The city said they plan its infrastructure with a 3% growth rate in mind. While official growth numbers from the last year aren't available, officials said city utilities are working at a higher capacity than in previous years.

“Summers tend to be really busy and other times of the year they are a little less busy. I think what happened this year is we just saw it stay more consistently busy," Groenevelt said.

With the city attracting more attention, McCall is now dealing with more inquires from developers about building in the area. The city had to create and hire an assistant city planner to help coordinate and address some of the calls, which range from property owners looking to build a house, to developers looking to build whole subdivisions.

“A lot of the growth and development that we’ve seen is developments that are happening within the city limits. They are already previously plated subdivisions that are getting built out," Groenevelt said. 

One of the developers seeking to build in the City of McCall is Trident Holdings LLC, which proposed a land swap for 28,000 acres of endowment land in the area.

Trident Holdings is creating a plan that they say will serve the needs of future generations of Idahoans. The company started Preserve McCall, which wants to create development on the Poderosa State Park, expanding the park and creating new jobs in Valley County.

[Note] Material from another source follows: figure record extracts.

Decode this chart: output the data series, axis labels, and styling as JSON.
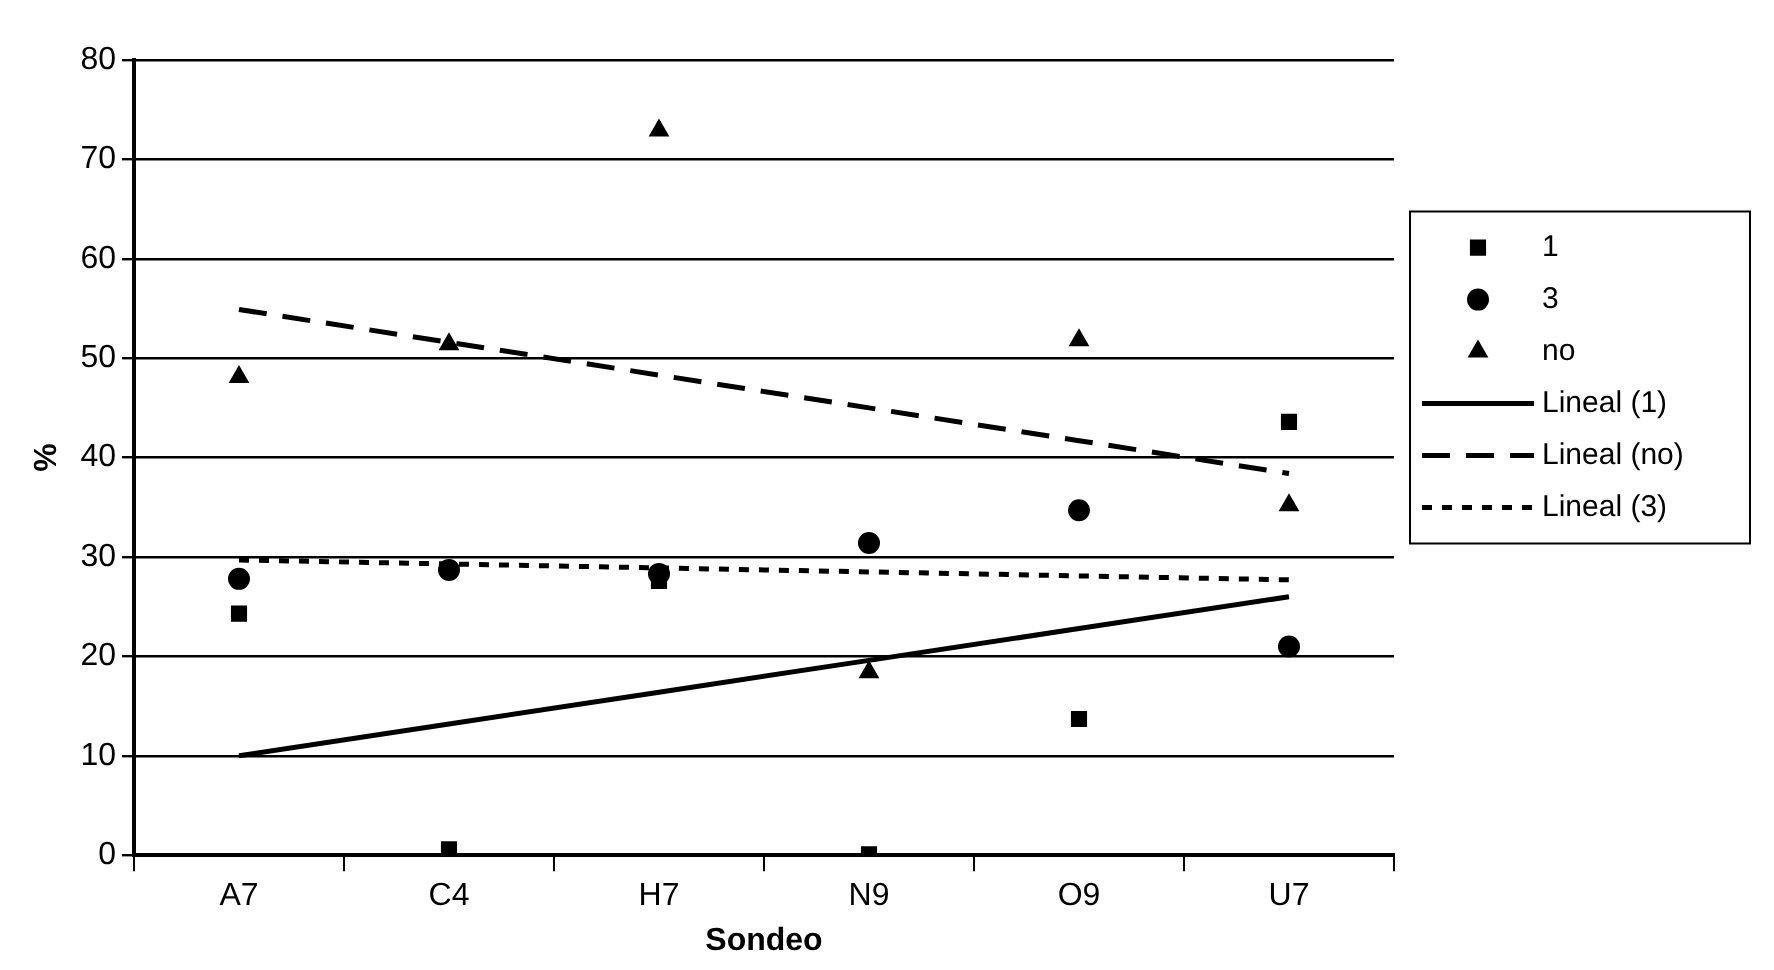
{
  "chart_data": {
    "type": "scatter",
    "xlabel": "Sondeo",
    "ylabel": "%",
    "categories": [
      "A7",
      "C4",
      "H7",
      "N9",
      "O9",
      "U7"
    ],
    "ylim": [
      0,
      80
    ],
    "yticks": [
      0,
      10,
      20,
      30,
      40,
      50,
      60,
      70,
      80
    ],
    "grid": "y",
    "legend": "right",
    "series": [
      {
        "name": "1",
        "color": "#000000",
        "marker": "square",
        "values": [
          24.3,
          0.6,
          27.6,
          0.1,
          13.7,
          43.6
        ]
      },
      {
        "name": "3",
        "color": "#000000",
        "marker": "circle",
        "values": [
          27.8,
          28.7,
          28.3,
          31.4,
          34.7,
          21
        ]
      },
      {
        "name": "no",
        "color": "#000000",
        "marker": "triangle",
        "values": [
          48.1,
          51.4,
          72.9,
          18.4,
          51.8,
          35.2
        ]
      },
      {
        "name": "Lineal (1)",
        "type": "line",
        "color": "#000000",
        "marker": "none",
        "line_style": "solid",
        "values": [
          10,
          13.2,
          16.4,
          19.6,
          22.8,
          26
        ]
      },
      {
        "name": "Lineal (no)",
        "type": "line",
        "color": "#000000",
        "marker": "none",
        "line_style": "dashed",
        "values": [
          54.9,
          51.6,
          48.3,
          45,
          41.7,
          38.4
        ]
      },
      {
        "name": "Lineal (3)",
        "type": "line",
        "color": "#000000",
        "marker": "none",
        "line_style": "dotted",
        "values": [
          29.7,
          29.3,
          28.9,
          28.5,
          28.1,
          27.7
        ]
      }
    ]
  }
}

"Our entire project is dependent on creating open space, on creating a park the public can use," Kylee Hatfield with Preserve McCall said.

However, conservation groups like United Payette are hoping to keep the endowment lands public and keep the lands around the lake from becoming privatized.

"We’re working to preserve our lands so that it’s in a permanent state of beauty and health of our community," Kristin Hoff Sinclair with United Payette said.

United Payette is working with federal, state, county and city officials to protect the natural habitat and water quality, and ensure public access for recreationists.

While no official decision has been made on the proposed land swap, both groups said they're just trying to do what they think is right.

In the meanwhile, the City of McCall is prepared for more attention from developers looking to cash in on the city's growth.

“It’s been pretty consistent, the calls," Groenevelt said.